Die Story klingt unglaublich, und wenn sie trotzdem funktioniert, dann deshalb, weil Frau Dörrie erkannt hat, daß die Wahrheit nicht unbedingt auf den ersten Blick sichtbar ist. Natürlich würde eine Frau Müller im wirklichen Leben ihre Geisel nicht einen Meter aus der Bank rauskriegen, und wo - bitte schön - hat Frau Müller den Revolver her? Aber darum geht es gar nicht, nicht um den genialen Coup und nicht um ein raffiniertes Hacker-System, sondern um zwei völlig verschiedene Welten und deren jeweilige Sicht von der anderen.

Also der Neid der Normalen auf die Schönen, der Schönen auf die Normalen und mittendrin Müllers Kinder. Das klingt schon plausibler, ist aber dennoch nicht ganz einfach umzusetzen, denn die Ikonographie des deutschen Spießers findet heutzutage in der „Lindenstraße“ statt - das hat Frau Dörrie schon richtig erkannt. Sie wollte dessen wahres Wesen ergründen, und das läßt sich nur durch gnadenlose Übertreibung bloßlegen. Also steckt sie zwei Schauspieler in die Hauptrollen, die sonst immer die Unangepaßten spielen mußten: Billie Zöckler und Uwe Ochsenknecht als Frau und Herr Müller: Dieses Paar ist fast unschlagbar. Sie - im Morgenmantel und mit fettigen Haaren - räumt leise fluchend, aber gewohnheitsgemäß wie eine Putzfrau den Dreck der Familie weg, er - mit Halbglatze, im Unterhemd und der Bierflasche in der Hand - putzt nur seinen Mazda. Die Müllers sind das Klischee schlechthin, aber so übertrieben wie wahr. Da spürt man einfach, wie das ganze Team mit Wonne die schlimmsten Kindheitserfahrungen zusammengetragen hat, den Muff, die Engstirnigkeit und die Familienrituale. Und die Müller-Kinder als entideologisierte, angepaßte Jugend von heute kriegen auch ihr Fett ab.
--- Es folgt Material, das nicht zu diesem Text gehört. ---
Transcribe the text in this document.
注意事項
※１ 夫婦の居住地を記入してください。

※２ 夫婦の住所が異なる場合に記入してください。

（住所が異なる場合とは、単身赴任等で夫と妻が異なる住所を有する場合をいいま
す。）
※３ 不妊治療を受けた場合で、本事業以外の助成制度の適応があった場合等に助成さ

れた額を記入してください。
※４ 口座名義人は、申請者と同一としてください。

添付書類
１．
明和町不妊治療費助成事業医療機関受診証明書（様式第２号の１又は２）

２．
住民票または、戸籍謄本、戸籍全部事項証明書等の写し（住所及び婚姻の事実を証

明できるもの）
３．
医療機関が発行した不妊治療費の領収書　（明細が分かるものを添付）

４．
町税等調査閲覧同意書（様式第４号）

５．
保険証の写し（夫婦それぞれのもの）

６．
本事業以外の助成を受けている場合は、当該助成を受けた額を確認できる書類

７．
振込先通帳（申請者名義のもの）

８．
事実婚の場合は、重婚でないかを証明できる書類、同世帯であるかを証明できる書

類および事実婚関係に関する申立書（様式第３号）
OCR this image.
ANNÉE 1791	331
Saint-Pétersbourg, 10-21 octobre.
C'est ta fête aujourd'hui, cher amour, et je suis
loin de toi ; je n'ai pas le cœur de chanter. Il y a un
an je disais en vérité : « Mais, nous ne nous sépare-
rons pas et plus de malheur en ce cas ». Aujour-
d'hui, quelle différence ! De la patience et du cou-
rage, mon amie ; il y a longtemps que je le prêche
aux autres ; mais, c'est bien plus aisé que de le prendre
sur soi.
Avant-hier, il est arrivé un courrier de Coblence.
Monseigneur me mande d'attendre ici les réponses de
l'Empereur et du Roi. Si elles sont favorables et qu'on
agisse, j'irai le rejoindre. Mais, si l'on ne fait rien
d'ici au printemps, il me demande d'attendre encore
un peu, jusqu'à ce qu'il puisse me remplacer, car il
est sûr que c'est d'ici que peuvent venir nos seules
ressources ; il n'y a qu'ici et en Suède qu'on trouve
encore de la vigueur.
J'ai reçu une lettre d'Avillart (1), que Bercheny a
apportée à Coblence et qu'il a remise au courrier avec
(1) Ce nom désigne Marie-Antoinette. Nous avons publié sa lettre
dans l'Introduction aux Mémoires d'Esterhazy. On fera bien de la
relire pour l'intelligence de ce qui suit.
Lothar Fuchs unbd seine Freundin Gabriele (August Zirner und Sunnyi Melles) haben zwar den besseren Geschmack und die coolere Weltsicht, sind aber letztlich von derselben Spezies: eine Art Müller, die zu Geld gekommen ist. Und da setzt die Schwäche des Films ein: Anstatt nun gnadenlos die Müllers und die Yuppies aufeinanderzuhetzen, These knallhart gegen Antithese zu setzen, wird die Synthese vorweggenommen: Wir sind alle Kleinbürger. Das mag sogar stimmen, aber so leicht möchten wir es trotzdem nicht hinnehmen. Die Müllers sind zwar Trottel, die selbst durch den Bankraub nicht von ihrem Zwangscharakter geheilt werden - und nur deshalb glaubt man ihn ihnen. Trotzdem sind sie wie meine Eltern, die ich mit all ihren Mängeln liebe. Sie haben wenigstens noch die Seele, die die Sparkassen-Yuppies verkauft haben, um sich chic einzurichten und dafür selbst schwere psychische Defekte in Kauf zu nehmen. Die wahren Höhepunkte des Films sind deshalb die Szenen, in denen sich Fuchs und Müller hemmungslos beschimpfen: Lachs gegen Leberkäse - kein Vorurteil bleibt ausgespart.

Doris Dörrie guckt dabei durch das Objektiv: Sie zeigt, wie sie nicht werden wollte, nicht wie die Müllers und kein Yuppie, aber sie weiß, daß beides aus ihr hätte werden können. Darin liegt die Parallele zu Männer: Sie spricht über sich, ohne sich selbst zu nennen. Bloß dieses Mal hat sie damit mehr Glück bei mir gehabt, weil ich ihre Familienerfahrungen viel eher teilen kann und weil sie es schafft, mir die Müllers vor, während und nach dem Banküberfall stimmig zu präsentieren: Das ist bei dieser Story eine große Leistung. Bei Männer habe ich Doris Dörrie noch vorgeworfen, sie filme Geschichten von unten mit dem Blick nach oben. Inzwischen schielt sie wieder nach unten. Trotzdem tut sie das noch lange nicht so radikal wie der Antiheld meiner Jugend - „Ekel Alfred“.

Doris Dörrie: Geld, mit Billie Zöckler, Sunnyi Melles, Uwe Ochsenknecht, August Zirner, BRD 1989, 92 Min.